I trained the model for 10 epochs using CrossEntropyLoss and the Adam optimizer with a learning rate of 0.001. Images were converted to tensors, normalized, and loaded in batches of 64 so I could focus on the core pipeline before trying more aggressive tuning.

CrossEntropyLoss Adam lr 0.001 10 epochs Batch size 64
Results

What 76.20% looked like in practice

This result told me the model was learning useful visual patterns, not just guessing. It handled clearer categories like ships, trucks, automobiles, airplanes, frogs, and horses pretty well, but the confusion matrix showed a predictable weakness with similar animal classes where the visual differences are smaller and messier.
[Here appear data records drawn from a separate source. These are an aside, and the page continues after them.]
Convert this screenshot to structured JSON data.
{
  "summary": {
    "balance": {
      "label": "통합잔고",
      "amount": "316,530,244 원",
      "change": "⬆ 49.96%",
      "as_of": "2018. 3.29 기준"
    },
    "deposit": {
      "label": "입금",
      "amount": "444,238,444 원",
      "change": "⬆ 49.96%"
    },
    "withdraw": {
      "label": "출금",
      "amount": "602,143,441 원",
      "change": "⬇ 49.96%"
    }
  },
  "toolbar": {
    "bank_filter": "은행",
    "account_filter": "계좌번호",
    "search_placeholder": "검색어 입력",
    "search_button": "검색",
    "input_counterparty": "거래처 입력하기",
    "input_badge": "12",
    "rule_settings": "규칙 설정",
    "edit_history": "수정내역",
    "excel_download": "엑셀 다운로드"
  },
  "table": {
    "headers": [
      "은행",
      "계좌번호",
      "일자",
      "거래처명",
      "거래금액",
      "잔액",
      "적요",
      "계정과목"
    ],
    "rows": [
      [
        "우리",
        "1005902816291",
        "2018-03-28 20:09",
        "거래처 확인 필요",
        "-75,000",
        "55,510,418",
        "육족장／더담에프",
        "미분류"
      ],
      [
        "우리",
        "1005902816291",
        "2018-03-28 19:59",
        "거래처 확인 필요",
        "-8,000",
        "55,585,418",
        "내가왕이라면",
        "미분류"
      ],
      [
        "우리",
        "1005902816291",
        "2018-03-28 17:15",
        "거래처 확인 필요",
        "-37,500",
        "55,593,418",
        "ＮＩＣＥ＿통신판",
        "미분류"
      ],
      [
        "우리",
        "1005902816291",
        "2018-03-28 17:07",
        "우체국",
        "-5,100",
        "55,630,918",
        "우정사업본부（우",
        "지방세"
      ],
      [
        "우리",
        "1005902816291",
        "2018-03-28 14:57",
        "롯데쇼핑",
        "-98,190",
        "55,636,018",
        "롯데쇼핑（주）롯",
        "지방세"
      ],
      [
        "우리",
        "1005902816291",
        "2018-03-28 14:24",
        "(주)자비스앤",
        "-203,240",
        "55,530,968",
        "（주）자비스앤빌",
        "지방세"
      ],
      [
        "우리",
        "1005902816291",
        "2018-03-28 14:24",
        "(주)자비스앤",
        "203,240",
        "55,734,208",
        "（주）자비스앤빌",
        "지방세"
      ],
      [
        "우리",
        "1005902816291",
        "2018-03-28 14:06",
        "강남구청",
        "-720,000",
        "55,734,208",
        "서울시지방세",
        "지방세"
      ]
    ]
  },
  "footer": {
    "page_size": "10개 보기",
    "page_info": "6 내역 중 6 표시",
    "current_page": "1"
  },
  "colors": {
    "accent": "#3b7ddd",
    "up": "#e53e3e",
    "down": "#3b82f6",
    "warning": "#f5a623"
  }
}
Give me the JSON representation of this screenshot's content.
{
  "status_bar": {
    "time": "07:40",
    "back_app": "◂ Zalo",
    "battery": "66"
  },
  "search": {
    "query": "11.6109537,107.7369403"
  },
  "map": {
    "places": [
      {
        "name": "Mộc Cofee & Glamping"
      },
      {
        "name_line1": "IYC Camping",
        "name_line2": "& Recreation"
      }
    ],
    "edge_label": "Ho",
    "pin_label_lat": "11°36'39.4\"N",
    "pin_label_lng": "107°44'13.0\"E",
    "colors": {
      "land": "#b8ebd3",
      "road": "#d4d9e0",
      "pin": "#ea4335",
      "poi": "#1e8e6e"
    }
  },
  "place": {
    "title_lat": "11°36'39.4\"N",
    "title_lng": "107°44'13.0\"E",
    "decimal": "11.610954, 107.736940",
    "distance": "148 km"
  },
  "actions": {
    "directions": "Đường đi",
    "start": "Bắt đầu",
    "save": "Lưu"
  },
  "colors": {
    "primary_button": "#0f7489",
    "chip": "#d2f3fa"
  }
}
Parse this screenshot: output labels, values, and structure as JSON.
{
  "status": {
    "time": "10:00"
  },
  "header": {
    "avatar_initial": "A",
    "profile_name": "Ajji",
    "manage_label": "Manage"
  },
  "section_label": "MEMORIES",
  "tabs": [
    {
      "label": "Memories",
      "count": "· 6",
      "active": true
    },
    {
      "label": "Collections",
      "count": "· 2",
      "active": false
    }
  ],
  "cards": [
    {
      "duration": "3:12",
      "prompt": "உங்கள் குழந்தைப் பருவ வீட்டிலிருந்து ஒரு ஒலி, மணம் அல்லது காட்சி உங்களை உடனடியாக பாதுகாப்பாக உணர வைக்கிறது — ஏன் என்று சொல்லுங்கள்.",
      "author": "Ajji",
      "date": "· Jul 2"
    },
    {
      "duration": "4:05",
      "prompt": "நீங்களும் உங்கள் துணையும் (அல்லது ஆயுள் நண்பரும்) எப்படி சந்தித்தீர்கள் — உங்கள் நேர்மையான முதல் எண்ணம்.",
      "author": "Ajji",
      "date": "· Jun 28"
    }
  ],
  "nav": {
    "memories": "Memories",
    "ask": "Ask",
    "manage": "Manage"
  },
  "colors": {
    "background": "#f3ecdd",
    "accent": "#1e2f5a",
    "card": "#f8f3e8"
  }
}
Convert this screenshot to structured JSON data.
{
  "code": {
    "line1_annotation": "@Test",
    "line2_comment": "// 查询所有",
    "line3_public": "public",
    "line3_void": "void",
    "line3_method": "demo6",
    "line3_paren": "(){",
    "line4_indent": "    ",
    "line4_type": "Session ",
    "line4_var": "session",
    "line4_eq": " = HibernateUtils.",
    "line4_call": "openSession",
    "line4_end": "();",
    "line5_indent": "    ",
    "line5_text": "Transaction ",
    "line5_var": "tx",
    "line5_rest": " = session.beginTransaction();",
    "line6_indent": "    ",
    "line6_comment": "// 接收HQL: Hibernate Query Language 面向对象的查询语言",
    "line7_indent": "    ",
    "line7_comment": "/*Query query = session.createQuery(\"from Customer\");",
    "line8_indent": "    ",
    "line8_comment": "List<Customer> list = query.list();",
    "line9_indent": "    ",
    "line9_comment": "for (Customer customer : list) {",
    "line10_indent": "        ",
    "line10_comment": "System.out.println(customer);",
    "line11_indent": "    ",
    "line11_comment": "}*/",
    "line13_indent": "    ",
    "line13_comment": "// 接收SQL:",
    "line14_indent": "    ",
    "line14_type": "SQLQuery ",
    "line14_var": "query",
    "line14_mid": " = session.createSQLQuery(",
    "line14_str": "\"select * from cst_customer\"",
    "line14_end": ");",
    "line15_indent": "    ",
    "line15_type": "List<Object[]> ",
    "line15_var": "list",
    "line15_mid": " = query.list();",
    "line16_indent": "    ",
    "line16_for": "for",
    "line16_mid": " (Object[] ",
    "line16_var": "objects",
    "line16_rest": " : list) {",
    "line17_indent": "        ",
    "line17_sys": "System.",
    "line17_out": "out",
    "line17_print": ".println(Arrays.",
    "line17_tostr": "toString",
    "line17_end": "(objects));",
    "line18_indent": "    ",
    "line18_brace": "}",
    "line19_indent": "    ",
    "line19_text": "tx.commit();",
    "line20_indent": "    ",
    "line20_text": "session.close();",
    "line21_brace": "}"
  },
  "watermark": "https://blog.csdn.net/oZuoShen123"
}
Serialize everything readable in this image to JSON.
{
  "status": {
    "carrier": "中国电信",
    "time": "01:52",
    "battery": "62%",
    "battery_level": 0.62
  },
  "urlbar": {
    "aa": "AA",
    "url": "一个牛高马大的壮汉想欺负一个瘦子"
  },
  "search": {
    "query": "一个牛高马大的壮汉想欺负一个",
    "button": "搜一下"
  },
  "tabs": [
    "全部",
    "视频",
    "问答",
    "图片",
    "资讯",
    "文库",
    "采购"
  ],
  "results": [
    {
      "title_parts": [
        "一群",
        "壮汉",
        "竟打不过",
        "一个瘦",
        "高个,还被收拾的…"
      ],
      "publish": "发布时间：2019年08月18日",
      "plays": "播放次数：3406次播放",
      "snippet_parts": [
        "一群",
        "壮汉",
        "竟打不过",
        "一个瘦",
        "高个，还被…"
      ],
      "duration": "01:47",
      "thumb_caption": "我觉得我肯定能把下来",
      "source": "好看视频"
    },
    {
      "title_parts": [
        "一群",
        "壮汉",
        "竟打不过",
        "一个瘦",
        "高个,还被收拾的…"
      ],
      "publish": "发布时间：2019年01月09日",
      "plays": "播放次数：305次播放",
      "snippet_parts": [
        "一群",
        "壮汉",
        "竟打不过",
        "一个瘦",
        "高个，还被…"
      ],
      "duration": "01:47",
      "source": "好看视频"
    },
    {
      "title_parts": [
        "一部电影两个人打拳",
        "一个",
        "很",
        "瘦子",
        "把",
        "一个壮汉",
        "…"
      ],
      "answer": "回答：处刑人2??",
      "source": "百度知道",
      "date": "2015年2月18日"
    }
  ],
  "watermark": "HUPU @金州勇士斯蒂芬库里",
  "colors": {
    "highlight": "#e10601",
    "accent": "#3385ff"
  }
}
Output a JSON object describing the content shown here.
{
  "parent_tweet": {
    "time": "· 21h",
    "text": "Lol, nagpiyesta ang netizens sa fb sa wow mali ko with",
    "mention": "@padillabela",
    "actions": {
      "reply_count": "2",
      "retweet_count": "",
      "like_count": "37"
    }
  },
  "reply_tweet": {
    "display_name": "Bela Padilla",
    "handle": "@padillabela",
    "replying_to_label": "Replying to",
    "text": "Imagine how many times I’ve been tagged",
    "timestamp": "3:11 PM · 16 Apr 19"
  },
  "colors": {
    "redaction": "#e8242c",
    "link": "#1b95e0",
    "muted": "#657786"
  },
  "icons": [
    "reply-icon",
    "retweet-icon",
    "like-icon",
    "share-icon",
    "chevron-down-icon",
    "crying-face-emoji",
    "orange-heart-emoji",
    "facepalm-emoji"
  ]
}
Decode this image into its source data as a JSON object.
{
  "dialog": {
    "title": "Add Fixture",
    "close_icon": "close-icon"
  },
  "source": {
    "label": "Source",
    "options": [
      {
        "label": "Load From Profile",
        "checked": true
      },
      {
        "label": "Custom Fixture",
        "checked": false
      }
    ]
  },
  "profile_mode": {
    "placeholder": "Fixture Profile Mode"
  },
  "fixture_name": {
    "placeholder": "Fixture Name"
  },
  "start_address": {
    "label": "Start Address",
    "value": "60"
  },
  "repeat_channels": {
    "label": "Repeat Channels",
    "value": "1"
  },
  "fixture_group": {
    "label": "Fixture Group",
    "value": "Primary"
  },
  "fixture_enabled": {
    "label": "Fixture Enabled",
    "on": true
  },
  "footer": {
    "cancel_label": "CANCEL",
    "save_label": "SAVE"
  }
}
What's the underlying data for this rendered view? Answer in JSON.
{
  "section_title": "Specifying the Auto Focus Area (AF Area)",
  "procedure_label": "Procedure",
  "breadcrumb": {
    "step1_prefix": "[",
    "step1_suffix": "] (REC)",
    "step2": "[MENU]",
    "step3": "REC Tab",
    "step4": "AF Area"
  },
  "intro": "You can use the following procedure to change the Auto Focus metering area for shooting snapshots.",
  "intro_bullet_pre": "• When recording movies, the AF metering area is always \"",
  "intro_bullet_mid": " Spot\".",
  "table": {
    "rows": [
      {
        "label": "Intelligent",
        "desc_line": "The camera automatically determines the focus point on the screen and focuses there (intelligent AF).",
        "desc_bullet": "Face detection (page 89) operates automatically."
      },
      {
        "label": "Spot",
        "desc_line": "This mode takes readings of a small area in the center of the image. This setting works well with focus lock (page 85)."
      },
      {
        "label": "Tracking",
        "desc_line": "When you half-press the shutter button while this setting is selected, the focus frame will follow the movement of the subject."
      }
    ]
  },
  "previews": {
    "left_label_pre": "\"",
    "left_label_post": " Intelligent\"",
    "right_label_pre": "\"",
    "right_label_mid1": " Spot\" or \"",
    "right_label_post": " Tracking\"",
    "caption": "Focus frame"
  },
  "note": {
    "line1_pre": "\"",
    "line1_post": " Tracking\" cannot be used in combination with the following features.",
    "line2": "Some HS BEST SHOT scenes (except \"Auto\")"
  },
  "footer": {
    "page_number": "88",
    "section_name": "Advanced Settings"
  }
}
That made the evaluation more useful than the score alone. The accuracy chart showed the model improving over the 10 training epochs, while the confusion matrix made it obvious where the model still mixed up cats, dogs, deer, and birds.

What I learned
What stood out

The model learned the broad shapes faster than the fine-grained differences

The best classes were the ones with stronger visual identity, like ships, trucks, airplanes, and frogs. The harder classes were the ones that can look alike at small image size, especially cats, dogs, deer, and birds.

Why evaluation mattered

The confusion matrix told a better story than the score alone

The final accuracy was useful, but the confusion matrix explained where the model was actually getting tripped up. That made it easier to talk about strengths, weaknesses, and what I would change next.

What I would try next

I would push past 76.20% with more tuning and regularization

If I kept iterating, I would try data augmentation, longer training, learning-rate tuning, and a slightly stronger architecture. I would also pay special attention to the animal-class mix-ups instead of just chasing a single higher accuracy number.